A consequence of this diversity (or paucity) of definitions is that there is no common or shared standard toward which healthcare providers and regulators tasked with clinical surveillance are working. Their responsibility to report AEFIs—a responsibility which falls to different people in different jurisdictions—will result in different phenomena being reported in different jurisdictions; something considered reportable in one province may not qualify in another. This makes it very challenging, to efficiently collect and assess the safety data, or to meaningfully compare jurisdictions, or get a useful snapshot of national conditions. The result is that decisions both about vaccines and about the ‘system’ are made more complex and difficult.

Given the roll-out of the first COVID-19 vaccines in Canada, this is an area where the law requires immediate reform and harmonization.
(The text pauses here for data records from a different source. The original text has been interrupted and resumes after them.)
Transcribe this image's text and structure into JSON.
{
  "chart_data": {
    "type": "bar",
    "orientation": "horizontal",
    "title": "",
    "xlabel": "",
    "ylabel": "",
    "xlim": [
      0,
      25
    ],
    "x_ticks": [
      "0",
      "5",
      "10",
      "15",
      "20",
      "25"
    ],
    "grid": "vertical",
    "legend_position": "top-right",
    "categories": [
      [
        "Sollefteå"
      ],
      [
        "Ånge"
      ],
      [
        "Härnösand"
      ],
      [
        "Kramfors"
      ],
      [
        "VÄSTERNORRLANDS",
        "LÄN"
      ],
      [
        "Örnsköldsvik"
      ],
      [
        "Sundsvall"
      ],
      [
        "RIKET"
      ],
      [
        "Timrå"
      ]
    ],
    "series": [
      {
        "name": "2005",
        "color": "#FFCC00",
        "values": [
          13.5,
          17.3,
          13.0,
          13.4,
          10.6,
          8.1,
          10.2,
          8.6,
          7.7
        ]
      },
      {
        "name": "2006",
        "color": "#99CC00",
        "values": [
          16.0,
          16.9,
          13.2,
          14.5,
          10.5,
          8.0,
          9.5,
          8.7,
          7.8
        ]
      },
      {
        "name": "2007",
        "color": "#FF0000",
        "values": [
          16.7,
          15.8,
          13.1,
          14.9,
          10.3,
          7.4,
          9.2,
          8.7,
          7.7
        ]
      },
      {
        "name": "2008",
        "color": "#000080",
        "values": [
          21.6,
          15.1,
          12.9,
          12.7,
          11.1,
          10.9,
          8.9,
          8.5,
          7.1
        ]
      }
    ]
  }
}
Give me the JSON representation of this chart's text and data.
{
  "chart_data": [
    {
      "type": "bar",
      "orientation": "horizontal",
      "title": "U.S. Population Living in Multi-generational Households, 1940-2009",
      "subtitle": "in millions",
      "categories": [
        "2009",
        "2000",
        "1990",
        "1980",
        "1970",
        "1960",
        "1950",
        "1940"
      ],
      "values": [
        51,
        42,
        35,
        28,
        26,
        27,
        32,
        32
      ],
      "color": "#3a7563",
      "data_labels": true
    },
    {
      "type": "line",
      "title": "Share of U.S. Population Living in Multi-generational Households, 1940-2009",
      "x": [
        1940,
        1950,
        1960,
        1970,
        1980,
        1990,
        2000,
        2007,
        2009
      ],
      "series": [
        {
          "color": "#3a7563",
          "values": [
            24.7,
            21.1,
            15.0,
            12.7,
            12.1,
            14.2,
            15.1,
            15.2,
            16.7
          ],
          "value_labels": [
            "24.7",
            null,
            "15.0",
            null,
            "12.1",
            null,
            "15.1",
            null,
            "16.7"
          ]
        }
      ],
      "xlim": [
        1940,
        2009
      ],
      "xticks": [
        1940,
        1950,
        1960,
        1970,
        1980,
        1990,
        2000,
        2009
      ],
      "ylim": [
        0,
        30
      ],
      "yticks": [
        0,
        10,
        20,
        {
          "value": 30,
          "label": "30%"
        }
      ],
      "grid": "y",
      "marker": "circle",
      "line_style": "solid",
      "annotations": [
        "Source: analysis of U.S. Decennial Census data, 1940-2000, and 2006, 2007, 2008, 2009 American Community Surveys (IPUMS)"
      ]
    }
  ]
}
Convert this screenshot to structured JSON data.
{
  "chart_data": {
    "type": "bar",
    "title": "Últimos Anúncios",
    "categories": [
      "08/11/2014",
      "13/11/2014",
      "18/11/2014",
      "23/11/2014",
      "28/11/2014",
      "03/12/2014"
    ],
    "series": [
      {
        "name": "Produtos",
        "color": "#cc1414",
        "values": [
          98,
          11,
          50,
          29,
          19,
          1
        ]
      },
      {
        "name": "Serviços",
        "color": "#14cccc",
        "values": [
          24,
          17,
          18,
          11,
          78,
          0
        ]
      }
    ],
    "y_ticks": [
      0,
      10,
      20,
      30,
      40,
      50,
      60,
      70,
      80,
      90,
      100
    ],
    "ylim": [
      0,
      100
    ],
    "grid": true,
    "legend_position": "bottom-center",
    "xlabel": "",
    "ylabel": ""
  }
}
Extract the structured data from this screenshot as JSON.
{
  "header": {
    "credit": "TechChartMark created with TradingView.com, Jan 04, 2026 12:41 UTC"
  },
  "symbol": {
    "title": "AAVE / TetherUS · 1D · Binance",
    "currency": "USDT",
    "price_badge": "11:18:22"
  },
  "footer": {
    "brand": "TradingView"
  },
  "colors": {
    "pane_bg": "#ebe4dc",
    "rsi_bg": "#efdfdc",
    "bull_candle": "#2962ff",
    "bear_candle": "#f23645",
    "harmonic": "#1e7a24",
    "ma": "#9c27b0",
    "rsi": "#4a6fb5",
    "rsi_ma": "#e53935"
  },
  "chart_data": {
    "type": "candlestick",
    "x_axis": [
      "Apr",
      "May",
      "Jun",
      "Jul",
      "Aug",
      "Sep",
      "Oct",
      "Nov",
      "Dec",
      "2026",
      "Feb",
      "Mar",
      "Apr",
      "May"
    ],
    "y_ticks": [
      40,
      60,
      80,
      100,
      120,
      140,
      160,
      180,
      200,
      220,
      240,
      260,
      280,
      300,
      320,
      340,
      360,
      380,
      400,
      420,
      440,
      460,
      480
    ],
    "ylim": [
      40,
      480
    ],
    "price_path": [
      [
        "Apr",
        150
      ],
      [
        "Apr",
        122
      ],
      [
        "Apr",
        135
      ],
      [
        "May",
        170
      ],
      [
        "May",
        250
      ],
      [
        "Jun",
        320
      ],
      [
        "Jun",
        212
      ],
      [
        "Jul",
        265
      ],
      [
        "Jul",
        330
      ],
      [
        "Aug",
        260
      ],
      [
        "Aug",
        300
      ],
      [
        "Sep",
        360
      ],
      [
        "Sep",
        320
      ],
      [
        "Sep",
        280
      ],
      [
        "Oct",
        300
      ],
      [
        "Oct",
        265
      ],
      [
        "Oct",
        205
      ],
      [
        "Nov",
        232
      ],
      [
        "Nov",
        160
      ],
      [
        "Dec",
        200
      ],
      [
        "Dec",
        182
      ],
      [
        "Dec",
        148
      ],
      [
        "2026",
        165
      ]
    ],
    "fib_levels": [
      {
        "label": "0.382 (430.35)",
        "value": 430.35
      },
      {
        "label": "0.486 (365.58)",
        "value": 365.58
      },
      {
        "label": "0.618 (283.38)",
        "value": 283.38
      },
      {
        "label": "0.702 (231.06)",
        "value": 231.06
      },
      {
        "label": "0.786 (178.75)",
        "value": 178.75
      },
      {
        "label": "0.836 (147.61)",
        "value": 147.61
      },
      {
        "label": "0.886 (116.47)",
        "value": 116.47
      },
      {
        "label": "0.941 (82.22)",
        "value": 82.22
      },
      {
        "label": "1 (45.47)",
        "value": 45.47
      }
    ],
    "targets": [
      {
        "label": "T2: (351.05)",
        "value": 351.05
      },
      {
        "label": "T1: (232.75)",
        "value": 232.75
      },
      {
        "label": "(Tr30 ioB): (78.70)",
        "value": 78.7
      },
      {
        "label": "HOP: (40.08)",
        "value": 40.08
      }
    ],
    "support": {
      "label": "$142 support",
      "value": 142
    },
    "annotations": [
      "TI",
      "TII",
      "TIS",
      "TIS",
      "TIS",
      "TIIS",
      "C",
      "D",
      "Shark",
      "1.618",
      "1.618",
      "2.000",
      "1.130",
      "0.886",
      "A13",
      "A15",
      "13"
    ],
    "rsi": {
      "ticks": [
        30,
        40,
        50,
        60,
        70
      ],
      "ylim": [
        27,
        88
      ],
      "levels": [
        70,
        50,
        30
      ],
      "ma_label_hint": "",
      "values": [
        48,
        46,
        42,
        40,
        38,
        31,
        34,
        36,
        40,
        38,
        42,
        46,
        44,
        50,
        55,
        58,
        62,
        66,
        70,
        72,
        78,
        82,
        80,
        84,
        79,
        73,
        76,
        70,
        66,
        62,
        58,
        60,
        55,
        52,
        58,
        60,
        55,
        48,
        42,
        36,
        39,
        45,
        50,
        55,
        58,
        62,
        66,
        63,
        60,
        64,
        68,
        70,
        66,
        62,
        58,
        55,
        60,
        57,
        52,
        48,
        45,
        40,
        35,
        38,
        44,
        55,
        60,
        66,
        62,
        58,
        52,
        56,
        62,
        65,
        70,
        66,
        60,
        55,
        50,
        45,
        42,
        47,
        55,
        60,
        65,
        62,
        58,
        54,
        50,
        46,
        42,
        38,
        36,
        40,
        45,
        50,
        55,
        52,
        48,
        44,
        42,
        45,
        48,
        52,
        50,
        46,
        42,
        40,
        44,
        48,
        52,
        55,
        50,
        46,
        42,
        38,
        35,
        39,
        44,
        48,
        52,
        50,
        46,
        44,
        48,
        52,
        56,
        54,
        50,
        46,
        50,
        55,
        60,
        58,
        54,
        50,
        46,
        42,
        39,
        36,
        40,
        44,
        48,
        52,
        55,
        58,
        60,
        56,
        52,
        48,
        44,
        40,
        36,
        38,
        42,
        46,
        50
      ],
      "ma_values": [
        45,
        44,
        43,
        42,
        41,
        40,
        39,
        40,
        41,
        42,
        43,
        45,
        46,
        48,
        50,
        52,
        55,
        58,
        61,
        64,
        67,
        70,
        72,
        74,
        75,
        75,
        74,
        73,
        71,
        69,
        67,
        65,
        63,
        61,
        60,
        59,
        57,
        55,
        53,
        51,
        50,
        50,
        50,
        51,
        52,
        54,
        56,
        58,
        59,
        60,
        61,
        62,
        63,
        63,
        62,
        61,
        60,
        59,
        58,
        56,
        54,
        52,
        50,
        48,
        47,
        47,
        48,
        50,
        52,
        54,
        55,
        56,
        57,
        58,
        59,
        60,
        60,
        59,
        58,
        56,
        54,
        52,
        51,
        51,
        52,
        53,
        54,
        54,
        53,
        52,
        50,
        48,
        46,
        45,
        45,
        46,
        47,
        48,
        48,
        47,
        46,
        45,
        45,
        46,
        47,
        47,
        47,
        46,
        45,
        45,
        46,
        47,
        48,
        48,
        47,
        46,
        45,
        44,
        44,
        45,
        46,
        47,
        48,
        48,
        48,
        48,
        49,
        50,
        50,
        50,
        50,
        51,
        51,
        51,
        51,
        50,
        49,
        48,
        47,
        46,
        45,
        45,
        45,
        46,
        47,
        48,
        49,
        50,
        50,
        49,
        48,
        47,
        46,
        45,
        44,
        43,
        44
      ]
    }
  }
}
A useful model is offered by the Council for International Organizations of Medical Sciences and the World Health Organization Working Groups on Vaccine Safety, which define an ‘AEFI’ as: “Any untoward medical occurrence which follows immunization and which does not necessarily have a causal relationship with the [usage] of the vaccine [and] may be any unfavourable or unintended sign, abnormal laboratory finding, symptom or disease.” Importantly, a ‘serious AEFI’, which is what we would want our front-line healthcare professionals to report, is defined as: “An AEFI which results in death, is life-threatening, requires in-patient hospitalization or prolongation of existing hospitalization, results in persistent or significant disability/incapacity, or is a congenital anomaly/birth defect".

To accurately and effectively identify and address AEFIs, our vaccine safety system must have (1) a common understanding of what constitutes an AEFI and a serious AEFI, and (2) an active and systematic way to:

a. identify that a medical event has followed temporally from a vaccination;

b. determine the nature and parameters of the medical event;

c. document serious medical events and their sequelae, and the timeframe relative to vaccination;

d. report the event and evidence to a central authority;

e. place the file before an independent body of experts to determine in a consistent and scientifically reliable manner whether:

  1. the vaccine (i.e., an ingredient or element of its manufacture);
  2. the vaccine program (i.e., the delivery, storage, or administering system);
  3. an immunization stress response (i.e., an independent physiological response); or
  4. an unrelated condition that is coincidental (i.e., not related to immunization),
  5. has caused the medical event;

f. report confirmed serious AEFIs attributable to the vaccine or the program to all public health actors across Canada, including to those administering programs, those administering vaccines, those who will see patients with medical indications;

g. report these AEFIs to appropriate bodies globally.

Until Canada has, at base, a common definition of AEFI and serious AEFI, different definitions (and standards) will be applied from jurisdiction to jurisdiction, and Canada’s vaccine safety system will not operate optimally. Similarly, Canada needs an active national system for handling serious AEFIs. Legislative movement on this issue will not only facilitate the management and defeat of COVID-19, it will enhance Canada’s immunization safety program generally.